The problem with the "cut all the things" attitude is that there's a lot of government spending that is actually a net positive for the country. Some are obvious, things like infrastructure spending. Same with (most) education spending. Every dollar we spend in those things serves to strengthen our country, and can even pay us back.
Similar points can be made about other services. Poison Control Centers substantially reduce costs at emergency rooms. Homeless services and drug rehab facilities/programs and reduce costs with crime.
So there is a good argument for a fiscal conservative to support many types of government spending. The funny thing is lots of so-called "conservatives" (read: social conservatives and tea party hacks) don't actually think this way.
Anyways, to the issue at hand. Meals on Wheels, regardless of how noble an endeavor it is, doesn't fit this criteria imho. The elderly and infirm have pretty much zero potential to return to being economically valuable to society in any way, and these elderly, by their very nature of having to rely on a service to feed them, probably don't even have family that would gain a tangential benefit from seeing them taken care of.
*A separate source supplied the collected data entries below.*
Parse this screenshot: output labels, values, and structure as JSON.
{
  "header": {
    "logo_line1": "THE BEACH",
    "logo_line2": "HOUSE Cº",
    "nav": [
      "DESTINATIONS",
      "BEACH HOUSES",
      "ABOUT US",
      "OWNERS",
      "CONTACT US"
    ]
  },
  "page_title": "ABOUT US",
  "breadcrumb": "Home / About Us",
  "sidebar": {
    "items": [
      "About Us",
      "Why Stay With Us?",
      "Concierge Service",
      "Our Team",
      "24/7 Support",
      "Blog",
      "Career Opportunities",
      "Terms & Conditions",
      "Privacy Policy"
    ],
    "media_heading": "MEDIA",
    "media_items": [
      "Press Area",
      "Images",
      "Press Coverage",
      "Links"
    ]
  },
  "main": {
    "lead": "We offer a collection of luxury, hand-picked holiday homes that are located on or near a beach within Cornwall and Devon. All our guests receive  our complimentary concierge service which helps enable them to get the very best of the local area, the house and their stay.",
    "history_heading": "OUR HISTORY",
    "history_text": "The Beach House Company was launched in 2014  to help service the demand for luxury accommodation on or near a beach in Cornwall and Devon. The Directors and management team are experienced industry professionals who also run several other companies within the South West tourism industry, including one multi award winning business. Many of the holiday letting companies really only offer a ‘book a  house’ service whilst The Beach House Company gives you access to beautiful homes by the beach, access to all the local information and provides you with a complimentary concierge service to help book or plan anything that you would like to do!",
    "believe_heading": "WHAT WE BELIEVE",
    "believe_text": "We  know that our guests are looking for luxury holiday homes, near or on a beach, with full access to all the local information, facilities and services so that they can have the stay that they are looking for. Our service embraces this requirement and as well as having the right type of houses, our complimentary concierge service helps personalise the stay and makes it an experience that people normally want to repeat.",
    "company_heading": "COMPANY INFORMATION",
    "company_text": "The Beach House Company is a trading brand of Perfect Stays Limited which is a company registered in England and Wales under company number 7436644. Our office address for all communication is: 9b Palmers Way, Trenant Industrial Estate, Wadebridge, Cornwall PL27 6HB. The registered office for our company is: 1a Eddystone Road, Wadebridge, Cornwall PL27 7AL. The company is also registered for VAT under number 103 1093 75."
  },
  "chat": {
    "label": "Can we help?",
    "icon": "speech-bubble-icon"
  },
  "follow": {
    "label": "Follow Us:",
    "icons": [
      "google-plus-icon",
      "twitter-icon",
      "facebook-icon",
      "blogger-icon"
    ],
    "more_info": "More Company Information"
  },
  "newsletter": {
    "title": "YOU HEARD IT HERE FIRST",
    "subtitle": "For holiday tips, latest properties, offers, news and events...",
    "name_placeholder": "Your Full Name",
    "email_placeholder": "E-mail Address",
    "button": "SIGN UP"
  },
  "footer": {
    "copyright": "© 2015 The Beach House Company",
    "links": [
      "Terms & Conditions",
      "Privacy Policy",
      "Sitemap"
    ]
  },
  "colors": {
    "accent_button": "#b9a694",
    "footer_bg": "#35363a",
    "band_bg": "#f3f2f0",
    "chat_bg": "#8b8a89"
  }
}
In fact, if we're being ruthlessly utilitarian, which I would argue is the baseline of fiscal conservatism, I would argue that keeping these people alive only serves to bring further harm to our finances. The sooner they die the sooner we can remove them from the Medicare/Medicaid rolls.
So from a brutally fiscally conservative viewpoint I would say Meals on Wheels is absolutely a program that should be cut.
However when you consider that our presidents extravagant vacationing and maintenance of his family at Trump Tower has already wasted more money than was even being supplied to meals on Wheels in the first place then I would further articulate this entire argument as a steaming pile of horseshit from cruel idiots who have no idea how to manage money and very little concept of humanity.